Your tax returns
For a snapshot of your income—before and after tax—update and file each family member’s tax returns. When it comes to your taxes, there are three important strategies:
a) Use tax-assisted accounts to build and shore up both income and wealth
Build an emergency fund as soon as you can to prepare for unexpected financial events, like a job or business loss. The first line of defence is a TFSA for each family member 18 years and older. In 2025, the contribution limit is $7,000 for the year, and the lifetime cumulative maximum is $102,000.
Should you receive a lump sum windfall—an inheritance, for example—or if you want to share wealth or gift money within the family, this account is a good one to use. There is no attribution rule, as the amounts accumulate tax-free. So, parents and grandparents can fund their adult children’s accounts or their spouse’s accounts.

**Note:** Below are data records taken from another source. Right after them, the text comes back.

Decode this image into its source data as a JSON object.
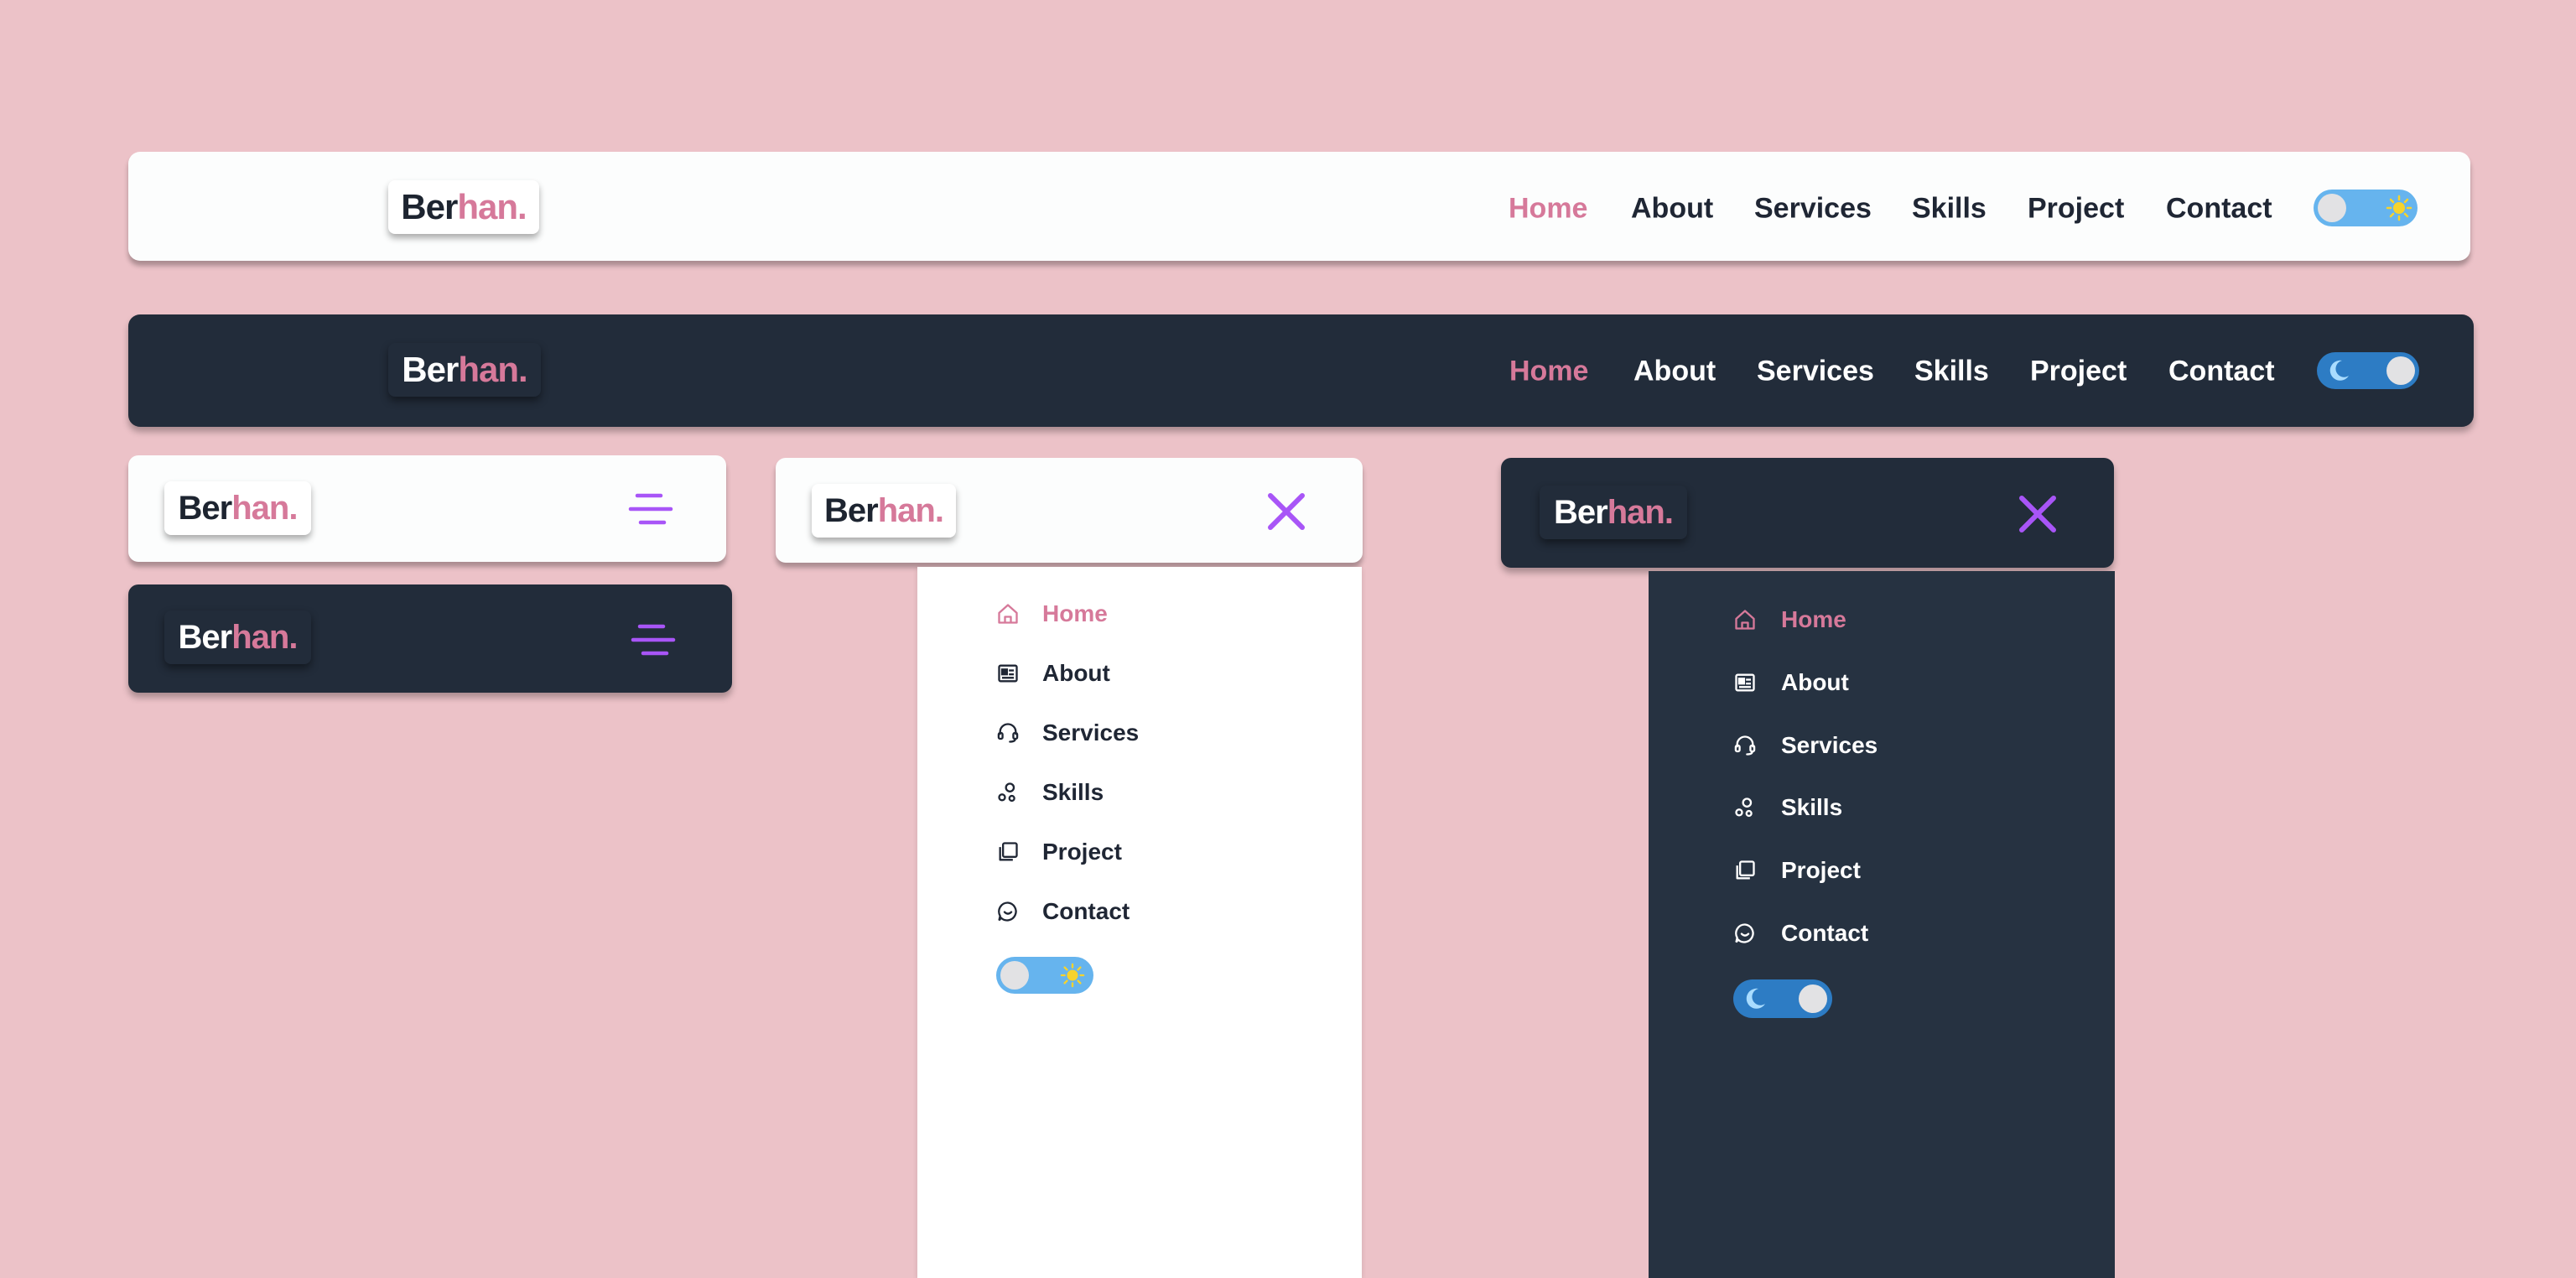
{
  "brand": {
    "prefix": "Ber",
    "accent": "han."
  },
  "nav": {
    "links": [
      "Home",
      "About",
      "Services",
      "Skills",
      "Project",
      "Contact"
    ],
    "active": "Home"
  },
  "menu_icons": [
    "home-icon",
    "about-card-icon",
    "services-headset-icon",
    "skills-icon",
    "project-icon",
    "contact-chat-icon"
  ],
  "theme": {
    "light_toggle_icon": "sun-icon",
    "dark_toggle_icon": "moon-icon"
  },
  "colors": {
    "background": "#ecc2c8",
    "light_bar": "#fcfdfd",
    "dark_bar": "#222c3a",
    "dark_panel": "#263241",
    "accent_pink": "#d6799a",
    "menu_purple": "#a855f7",
    "text_dark": "#1f2634",
    "toggle_light": "#66b4ee",
    "toggle_dark": "#2d7cc4",
    "sun": "#f6d32d"
  }
}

b) Get tax deductions with the FHSA and RRSP
Use the FHSA for qualifying family members for saving to buy a home, and the RRSP to reduce both taxes and net income. The RRSP helps to save for retirement but also to increase or create access to more government benefits, such as the Canada Child Benefit (CCB), the GST/HST credit and the Canadian Dental Care Plan.
c) Hedge against both taxes and inflation with asset diversification
Capital gains have been in the news in the past year because of the controversial, and now postponed, income inclusion rate increase. There’s a window of opportunity in 2025 to generate capital gains should the proposed increases take effect, if they do at all. (Both the prime minister-elect and the opposition leader have said they won’t implement those increases.)
But, remember, there is no tax on capital gains until there is a disposition. Therefore, in most cases, there are sound and perfectly legal strategies to minimize tax erosion on these assets.
For example, you can let the capital gains grow on a tax-deferred basis inside your registered accounts. Therefore, diversifying your assets and the income they produce is important; then planning their disposition to straddle two tax years or to be offset by capital losses harvested before year-end can help.
In the case of non-financial assets (think real estate or a small-business corporation), consider playing into the market cycles. Selling an American property when the Canadian dollar is low can offset local real estate value declines. Using special tax provisions to defer and average taxes downward—reserves, capital gains exemptions and donations strategies, for example—can save many thousands of dollars.